Practice an Algorithm Using Partial Quotients
Warm-up: Which One Doesn’t Belong: Different Ways (10 minutes)
The purpose of this warm-up is to examine a variety of ways to use partial products to find a single quotient. As students use partial products to find more complex quotients, they need to be strategic about which multiples of the dividend to subtract. Small multiples may be easier for finding the partial products but it takes more of them to give a sum equal to the dividend.
- Groups of 2
- Display the image.
- “Pick one that doesn’t belong. Be ready to share why it doesn’t belong.”
- 1 minute: quiet think time
- 2–3 minutes: partner discussion
- Record responses.
Which one doesn't belong?
- “Which strategy do you prefer for finding the value of \(1,\!312 \div 82?\)” (I like method C because it begins by taking out a pretty big multiple of 82.)
Activity 1: Find the Mistake (20 minutes)
The purpose of this activity is for students to identify and correct common errors in using an algorithm that uses partial quotients. One of the errors involves subtraction and two of them involve multiplication. Students may choose to correct the errors and continue the work that is there or they may choose to find the quotient in different way that makes sense to them. When students determine where the errors are and explain their reasoning, they critique and construct viable arguments(MP3).
Advances: Conversing, Representing
- Groups of 2
- 1–2 minutes: quiet think time
- 3–5 minutes: partner work time
- Monitor for students who:
- are able to clearly identify and describe the errors.
- are able to use the algorithm to calculate the quotients correctly.
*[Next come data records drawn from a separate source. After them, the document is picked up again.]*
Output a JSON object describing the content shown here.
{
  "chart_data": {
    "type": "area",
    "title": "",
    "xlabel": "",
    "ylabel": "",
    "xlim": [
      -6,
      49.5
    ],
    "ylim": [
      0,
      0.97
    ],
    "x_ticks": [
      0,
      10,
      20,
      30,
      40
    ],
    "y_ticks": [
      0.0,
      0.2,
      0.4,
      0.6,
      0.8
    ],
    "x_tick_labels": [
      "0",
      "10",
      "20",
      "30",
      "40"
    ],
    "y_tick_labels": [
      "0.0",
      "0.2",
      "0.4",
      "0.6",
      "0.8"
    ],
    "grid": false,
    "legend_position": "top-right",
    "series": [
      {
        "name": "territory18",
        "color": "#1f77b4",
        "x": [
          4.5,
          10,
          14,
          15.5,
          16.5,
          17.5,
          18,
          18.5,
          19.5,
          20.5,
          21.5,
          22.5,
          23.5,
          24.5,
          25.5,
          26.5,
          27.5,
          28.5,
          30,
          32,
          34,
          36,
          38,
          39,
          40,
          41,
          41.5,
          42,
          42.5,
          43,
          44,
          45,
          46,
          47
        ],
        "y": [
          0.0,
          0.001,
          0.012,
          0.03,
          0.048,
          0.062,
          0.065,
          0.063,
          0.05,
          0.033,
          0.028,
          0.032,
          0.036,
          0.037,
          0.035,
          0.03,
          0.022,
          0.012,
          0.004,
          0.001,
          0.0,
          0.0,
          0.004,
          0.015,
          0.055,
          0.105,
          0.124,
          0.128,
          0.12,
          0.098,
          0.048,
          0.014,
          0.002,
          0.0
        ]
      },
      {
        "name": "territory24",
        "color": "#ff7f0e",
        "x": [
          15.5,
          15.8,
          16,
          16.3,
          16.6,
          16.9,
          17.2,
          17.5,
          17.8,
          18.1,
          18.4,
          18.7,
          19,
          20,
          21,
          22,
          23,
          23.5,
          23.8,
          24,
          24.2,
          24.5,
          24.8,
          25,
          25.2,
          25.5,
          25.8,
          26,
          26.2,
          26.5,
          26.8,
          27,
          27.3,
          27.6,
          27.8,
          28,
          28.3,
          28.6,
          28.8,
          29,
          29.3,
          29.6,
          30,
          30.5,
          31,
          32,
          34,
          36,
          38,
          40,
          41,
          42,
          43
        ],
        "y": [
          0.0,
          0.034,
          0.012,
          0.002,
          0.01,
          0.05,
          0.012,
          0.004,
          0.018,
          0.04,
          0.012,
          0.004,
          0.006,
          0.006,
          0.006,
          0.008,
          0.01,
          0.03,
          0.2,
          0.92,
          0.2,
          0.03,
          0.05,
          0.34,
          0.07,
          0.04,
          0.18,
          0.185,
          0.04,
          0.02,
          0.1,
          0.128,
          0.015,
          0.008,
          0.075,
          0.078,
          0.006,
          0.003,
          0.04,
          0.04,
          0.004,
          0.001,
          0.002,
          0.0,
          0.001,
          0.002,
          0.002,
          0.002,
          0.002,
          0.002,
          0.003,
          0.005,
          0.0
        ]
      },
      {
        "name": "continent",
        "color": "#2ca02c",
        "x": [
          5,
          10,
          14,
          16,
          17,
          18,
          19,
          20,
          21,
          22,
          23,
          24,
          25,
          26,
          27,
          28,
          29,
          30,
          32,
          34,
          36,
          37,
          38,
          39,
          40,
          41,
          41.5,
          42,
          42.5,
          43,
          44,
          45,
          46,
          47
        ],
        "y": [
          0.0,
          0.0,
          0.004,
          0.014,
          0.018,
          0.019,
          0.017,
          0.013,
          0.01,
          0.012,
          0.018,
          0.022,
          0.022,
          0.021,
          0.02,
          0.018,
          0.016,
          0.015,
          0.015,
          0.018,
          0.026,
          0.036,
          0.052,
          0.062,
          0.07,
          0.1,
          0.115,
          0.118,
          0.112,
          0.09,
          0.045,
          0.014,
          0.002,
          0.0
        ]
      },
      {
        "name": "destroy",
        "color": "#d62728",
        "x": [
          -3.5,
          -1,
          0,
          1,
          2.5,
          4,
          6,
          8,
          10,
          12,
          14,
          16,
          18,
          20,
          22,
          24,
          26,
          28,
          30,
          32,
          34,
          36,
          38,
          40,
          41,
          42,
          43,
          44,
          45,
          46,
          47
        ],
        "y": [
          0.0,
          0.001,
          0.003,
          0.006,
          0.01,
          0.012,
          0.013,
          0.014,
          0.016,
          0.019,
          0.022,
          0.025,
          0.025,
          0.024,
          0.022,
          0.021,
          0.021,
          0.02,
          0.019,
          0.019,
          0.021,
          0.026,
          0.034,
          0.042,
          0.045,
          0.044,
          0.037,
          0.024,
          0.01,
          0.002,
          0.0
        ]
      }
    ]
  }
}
Advancing Student Thinking
If students do not identify the mistakes, prompt them to evaluate the division expressions and ask, "How does your solution compare with the one in the activity?"
- Invite students to share where they notice errors and describe the errors.
- “What can you do to make sure you are not making the same errors in your calculation?” (Before I calculate, I can estimate. While I work on the problem, I can double check when I subtract or multiply. After I calculate, I can multiply the quotient by the divisor and make sure I get the dividend.)
- Encourage students to consider what they can do before, during, and after they calculate.
Activity 2: Practice Problems (15 minutes)
The purpose of this activity is for students to divide three- and four-digit dividends by two-digit divisors. As the size of the dividend increases, students have an option to subtract multiples of 100 of the divisor. In order to calculate efficiently, this becomes essential for a quotient like \(8,\!715 \div 21\) as it will take a lot of partial quotients that are multiples of 10 to reach the full quotient. Using an algorithm that uses partial quotients for larger numbers also requires fluency with subtraction.
Supports accessibility for: Memory, Organization
- Groups of 2
- 8-10 minutes: independent work time
- “When you check in with your partner, consider the following questions.”
- “How do the calculations represent each partial quotient?”
- “What suggestions can you give your partner to improve their work for next time?”
- 2-3 minutes: partner discussion
- Ask a few students to share their work.
- “How was your work similar to or different from your partner’s?” (We both tried to subtract multiples of 10 or 100 and then when the remaining amount was small we subtracted smaller multiples. My partner used fewer steps.)
- "What did you notice in your partner’s work that shows they understand how to use an algorithm that uses partial quotients?” (My partner picked multiples that could mostly be calculated in their head and worked on subtracting the partial quotients.)
“Today, we practiced using an algorithm using partial quotients to divide multi-digit numbers.”
“Tell your partner how to use an algorithm using partial quotients to find the value of \(935 \div 85\).” (Look for the biggest multiple of 10 and 85 that I can subtract from 935. Find \(10 \times 85\) and subtract the product from 935 to see how much more I have left to divide. Keep doing this until I get zero as a difference. To check my answer, multiply the quotient by the divisor to make sure I get back to the original dividend.)